It only took solo venture capitalist Zal Bilimoria five phone calls to raise his latest $50 million fund.
The former Andreessen Horowitz partner, who left the firm a decade ago to start VC firm Refactor Capital, said the new fund brings his total assets under management to nearly $300 million and will allow him to keep writing $1 million to $2 million checks into pre-seed and seed-stage startups.
Bilimoria describes himself as a generalist hard-tech investor, with an interest in startups tackling big physical-world problems. He is looking at biotech companies working on fertility and immunity, as well as companies building in robotics, energy, aerospace, critical materials, and AI infrastructure.
The renewed investor interest in hard tech and AI in the physical world comes after years of venture capital flowing primarily into software.
Jeff Bezos’ new startup, Prometheus, which focuses on physical AI uses in manufacturing and other industries, was just valued at $38 billion. In April alone, physical AI startups raised around $5.3 billion in VC funding, according to Crunchbase data. Bilimoria said Refactor has been investing in the category long before it became fashionable.
“I’ve been doing hard-tech investing for a dozen years,” Bilimoria told Business Insider. “It’s nice to welcome all these other investors to the party, because there are a lot of huge businesses to be built.”
Bilimoria moved into investing after stints as a product manager at Google, Netflix, and LinkedIn. He helped launch Andreessen Horowitz’s first bio fund in 2015, a departure for a firm then best known for its software bets.
Soon after launching the fund, he left to start Refactor, named for the process of restructuring existing computer code so it works the same way but is cleaner and easier to build on. Bilimoria’s goal, then and now, he said, is to back founders “refactoring the real world.”
His firm has since backed six unicorns, including the green-chemicals maker Solugen and the satellite startup Astranis. Bilimoria said he looks for founders who are magnets for three types of people: customers, talent, and investors.

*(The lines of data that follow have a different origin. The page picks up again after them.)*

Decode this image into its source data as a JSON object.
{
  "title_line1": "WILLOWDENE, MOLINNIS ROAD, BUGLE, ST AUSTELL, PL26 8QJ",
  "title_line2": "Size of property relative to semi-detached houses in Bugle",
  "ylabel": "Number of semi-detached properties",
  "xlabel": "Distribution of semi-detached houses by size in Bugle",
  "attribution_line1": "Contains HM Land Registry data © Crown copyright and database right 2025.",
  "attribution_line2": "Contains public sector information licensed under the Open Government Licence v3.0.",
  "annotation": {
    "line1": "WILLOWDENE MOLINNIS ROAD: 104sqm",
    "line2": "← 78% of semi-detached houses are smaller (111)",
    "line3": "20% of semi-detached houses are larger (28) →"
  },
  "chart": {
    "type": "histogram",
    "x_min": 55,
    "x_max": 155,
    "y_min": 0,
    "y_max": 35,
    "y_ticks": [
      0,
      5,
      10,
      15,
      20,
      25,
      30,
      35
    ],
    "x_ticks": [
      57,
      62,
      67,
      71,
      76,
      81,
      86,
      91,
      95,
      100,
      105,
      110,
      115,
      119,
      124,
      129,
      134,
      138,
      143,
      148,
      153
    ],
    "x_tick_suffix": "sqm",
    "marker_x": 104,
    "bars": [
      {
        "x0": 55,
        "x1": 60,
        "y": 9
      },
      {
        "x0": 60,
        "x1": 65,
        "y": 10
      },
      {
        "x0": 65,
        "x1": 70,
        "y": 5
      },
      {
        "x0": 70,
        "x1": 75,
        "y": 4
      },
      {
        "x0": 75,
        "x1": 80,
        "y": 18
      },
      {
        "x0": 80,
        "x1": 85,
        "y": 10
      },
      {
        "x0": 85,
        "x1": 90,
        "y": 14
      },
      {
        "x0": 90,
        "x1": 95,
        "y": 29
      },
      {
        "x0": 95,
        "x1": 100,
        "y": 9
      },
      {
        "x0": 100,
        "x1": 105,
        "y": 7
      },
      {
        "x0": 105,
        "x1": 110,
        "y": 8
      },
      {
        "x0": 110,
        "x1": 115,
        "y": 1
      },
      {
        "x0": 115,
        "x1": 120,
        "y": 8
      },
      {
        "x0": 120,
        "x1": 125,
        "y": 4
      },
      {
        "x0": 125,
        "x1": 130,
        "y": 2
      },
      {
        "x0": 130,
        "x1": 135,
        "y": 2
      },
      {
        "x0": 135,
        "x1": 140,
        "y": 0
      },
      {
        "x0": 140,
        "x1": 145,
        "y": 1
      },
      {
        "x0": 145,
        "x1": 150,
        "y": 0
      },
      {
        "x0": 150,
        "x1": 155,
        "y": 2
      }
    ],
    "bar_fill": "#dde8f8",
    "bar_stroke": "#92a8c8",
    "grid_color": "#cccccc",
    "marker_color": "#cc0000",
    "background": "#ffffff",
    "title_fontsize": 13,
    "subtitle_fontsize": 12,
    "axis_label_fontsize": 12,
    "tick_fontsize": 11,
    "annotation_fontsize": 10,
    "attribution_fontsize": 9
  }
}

Last year, Bilimoria invested in 11 startups, above his usual pace of seven or eight deals a year. He hadn’t planned to raise Refactor’s next fund until later this year, but after deploying capital more quickly than expected, he decided in January to test demand among the firm’s existing limited partners, which are investors in the fund. Within a few phone calls, Refactor’s fifth fund was fully raised from existing LPs. He even had to turn down offers to invest in order to keep the fund size at $50 million, because anything larger would be difficult to manage as a solo capitalist.
Bilimoria credits much of his success to staying solo. In Refactor’s early days, he said, some limited partners urged him to hire junior investors and build a bigger firm. He refused. He didn’t want to spend his days recruiting, managing, or firing people. He wanted to spend his time helping founders build companies from the ground up.
That hands-on style has earned him a nickname among some portfolio founders: “Better Call Zal,” a nod to “Better Call Saul,” the TV series about a lawyer people call when they’re in trouble. Bilimoria said the name started about three years ago, when a founder was negotiating a Series A and kept calling him for advice. After the tenth call in a single day, the founder told Bilimoria he had changed Bilimoria’s contact name in his phone to “Better Call Zal.”
“That is the call sign I was built for,” Bilimoria said. “I spend as much time with my founders as possible.”